K-Means Clustering

Advik
7 min readSep 7, 2021

--

Consider a dataset given of points without any label, the dataset looks difficult to understand and do further processing. So it becomes crucial to group the data in a set of features. Here the role of the K-Means Algorithm comes into play.

K-Means Algorithm

K-Means Clustering is an unsupervised learning algorithm that is used to solve clustering problems in machine learning or data science by creating a partition of n observations into k clusters where each observation belongs to the cluster with the nearest mean.

A cluster refers to a collection of data points aggregated together because of certain similarities. and Clustering is the process of dividing the entire data into groups (also known as clusters) based on the patterns in the data.
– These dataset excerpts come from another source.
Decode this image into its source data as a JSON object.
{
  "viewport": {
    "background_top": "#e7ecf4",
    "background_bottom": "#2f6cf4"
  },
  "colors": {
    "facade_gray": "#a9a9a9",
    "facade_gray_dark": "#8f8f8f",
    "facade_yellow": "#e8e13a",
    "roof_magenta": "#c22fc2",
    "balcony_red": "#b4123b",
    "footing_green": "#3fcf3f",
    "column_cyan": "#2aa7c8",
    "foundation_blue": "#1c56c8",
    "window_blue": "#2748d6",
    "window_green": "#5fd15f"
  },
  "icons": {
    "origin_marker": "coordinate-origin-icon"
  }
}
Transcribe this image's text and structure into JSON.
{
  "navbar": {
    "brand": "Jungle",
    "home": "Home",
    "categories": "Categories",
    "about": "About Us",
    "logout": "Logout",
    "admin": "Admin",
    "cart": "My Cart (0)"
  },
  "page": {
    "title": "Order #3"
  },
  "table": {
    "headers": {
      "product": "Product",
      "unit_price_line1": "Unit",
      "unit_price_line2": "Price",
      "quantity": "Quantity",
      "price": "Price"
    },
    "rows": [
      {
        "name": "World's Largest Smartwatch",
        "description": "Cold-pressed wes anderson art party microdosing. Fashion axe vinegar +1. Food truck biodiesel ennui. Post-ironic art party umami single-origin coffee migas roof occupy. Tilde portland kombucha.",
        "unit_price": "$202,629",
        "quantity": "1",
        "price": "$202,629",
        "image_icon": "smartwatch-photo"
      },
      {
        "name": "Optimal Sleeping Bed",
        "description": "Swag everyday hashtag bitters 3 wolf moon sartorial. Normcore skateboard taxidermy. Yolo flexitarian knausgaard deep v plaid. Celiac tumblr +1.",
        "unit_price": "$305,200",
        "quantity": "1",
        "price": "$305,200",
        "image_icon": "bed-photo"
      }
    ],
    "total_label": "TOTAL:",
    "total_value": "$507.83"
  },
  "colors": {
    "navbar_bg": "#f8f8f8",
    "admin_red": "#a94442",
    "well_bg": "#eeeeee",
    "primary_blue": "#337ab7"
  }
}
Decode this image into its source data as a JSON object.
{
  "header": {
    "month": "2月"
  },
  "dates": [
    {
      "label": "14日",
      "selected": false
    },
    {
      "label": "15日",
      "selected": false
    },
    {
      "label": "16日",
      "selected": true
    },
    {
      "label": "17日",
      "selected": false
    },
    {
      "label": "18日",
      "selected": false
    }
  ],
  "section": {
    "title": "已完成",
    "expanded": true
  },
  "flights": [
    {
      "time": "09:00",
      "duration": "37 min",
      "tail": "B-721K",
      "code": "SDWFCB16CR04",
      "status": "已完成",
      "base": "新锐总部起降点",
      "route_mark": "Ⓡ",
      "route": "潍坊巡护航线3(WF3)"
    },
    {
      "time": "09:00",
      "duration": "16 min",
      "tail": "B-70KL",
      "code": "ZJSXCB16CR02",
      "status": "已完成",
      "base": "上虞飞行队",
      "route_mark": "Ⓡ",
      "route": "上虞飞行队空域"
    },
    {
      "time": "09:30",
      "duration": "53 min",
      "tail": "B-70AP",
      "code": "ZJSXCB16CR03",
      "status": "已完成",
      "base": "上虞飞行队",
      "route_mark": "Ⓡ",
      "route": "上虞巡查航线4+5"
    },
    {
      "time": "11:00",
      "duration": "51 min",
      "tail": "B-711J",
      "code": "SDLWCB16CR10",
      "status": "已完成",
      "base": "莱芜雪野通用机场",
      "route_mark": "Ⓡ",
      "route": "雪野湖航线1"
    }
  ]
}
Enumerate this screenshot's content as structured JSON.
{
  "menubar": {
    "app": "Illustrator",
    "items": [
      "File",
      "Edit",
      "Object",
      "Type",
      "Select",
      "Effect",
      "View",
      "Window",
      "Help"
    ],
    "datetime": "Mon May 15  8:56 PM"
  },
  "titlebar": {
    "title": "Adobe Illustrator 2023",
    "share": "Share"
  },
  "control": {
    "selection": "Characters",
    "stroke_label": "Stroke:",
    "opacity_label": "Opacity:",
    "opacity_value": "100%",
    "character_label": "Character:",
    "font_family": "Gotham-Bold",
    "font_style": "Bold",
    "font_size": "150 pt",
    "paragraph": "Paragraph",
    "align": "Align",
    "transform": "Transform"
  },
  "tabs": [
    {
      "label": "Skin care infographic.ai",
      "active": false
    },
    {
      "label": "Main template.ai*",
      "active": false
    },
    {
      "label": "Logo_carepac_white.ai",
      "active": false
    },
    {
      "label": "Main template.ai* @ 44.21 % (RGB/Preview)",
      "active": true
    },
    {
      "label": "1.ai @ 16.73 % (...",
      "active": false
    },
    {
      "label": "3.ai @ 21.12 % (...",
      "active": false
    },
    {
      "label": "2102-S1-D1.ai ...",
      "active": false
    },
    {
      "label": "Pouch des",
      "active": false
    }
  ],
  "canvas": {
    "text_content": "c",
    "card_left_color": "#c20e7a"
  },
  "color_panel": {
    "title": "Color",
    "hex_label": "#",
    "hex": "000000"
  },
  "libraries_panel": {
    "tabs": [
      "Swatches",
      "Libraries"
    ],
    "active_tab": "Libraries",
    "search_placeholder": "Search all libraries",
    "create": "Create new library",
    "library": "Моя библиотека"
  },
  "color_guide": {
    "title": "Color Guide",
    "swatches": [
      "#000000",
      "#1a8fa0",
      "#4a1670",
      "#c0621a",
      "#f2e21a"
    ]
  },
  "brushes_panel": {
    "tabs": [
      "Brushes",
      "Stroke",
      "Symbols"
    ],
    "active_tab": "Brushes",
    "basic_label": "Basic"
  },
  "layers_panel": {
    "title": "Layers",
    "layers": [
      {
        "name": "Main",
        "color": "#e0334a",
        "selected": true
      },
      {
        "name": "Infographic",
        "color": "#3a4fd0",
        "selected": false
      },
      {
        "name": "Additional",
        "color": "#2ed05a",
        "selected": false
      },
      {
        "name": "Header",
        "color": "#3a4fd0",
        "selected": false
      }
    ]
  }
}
Here K is used to define the number of clusters.

The procedure of K-Means Clustering is as follows:

  1. It starts by initializing by the value of K i.e, the number of clusters formed in the dataset.
  2. Assign each data point to their closest centroid, which will form the predefined K clusters.
  3. Then the item of the dataset is categorized according to the closest mean, and keep on iterating this process with the updated value of the mean.
  4. When the centroids become stabilized i.e, no change is observed in the value of the mean, the cluster creation is successful.
  5. We repeat the process for a given number of iterations and at the end, we have our clusters.

Here are 50 data points with three randomly initiated centroids.

  • In Iteration 1 it shows initiated centroids
  • In Iteration 2, the location of centroids is updated by taking into account the other data points.
  • In Iteration 3, it can be observed that the blue points are moving towards the centroid
  • Jumping to iteration 6, we see the red centroid has moved further to the right.
  • In Iteration 9, it shows the green section is much smaller than in iteration 2, blue has taken over the top, and the red centroid is thinner than in iteration 6.
  • The 9th iteration’s results were the same as the 8th iteration, so it has “converged”. Hence the clustering is successful now.

You might be feeling confused about how the algorithm actually works, let’s take that in detail.

Let us go through the above steps using the example below.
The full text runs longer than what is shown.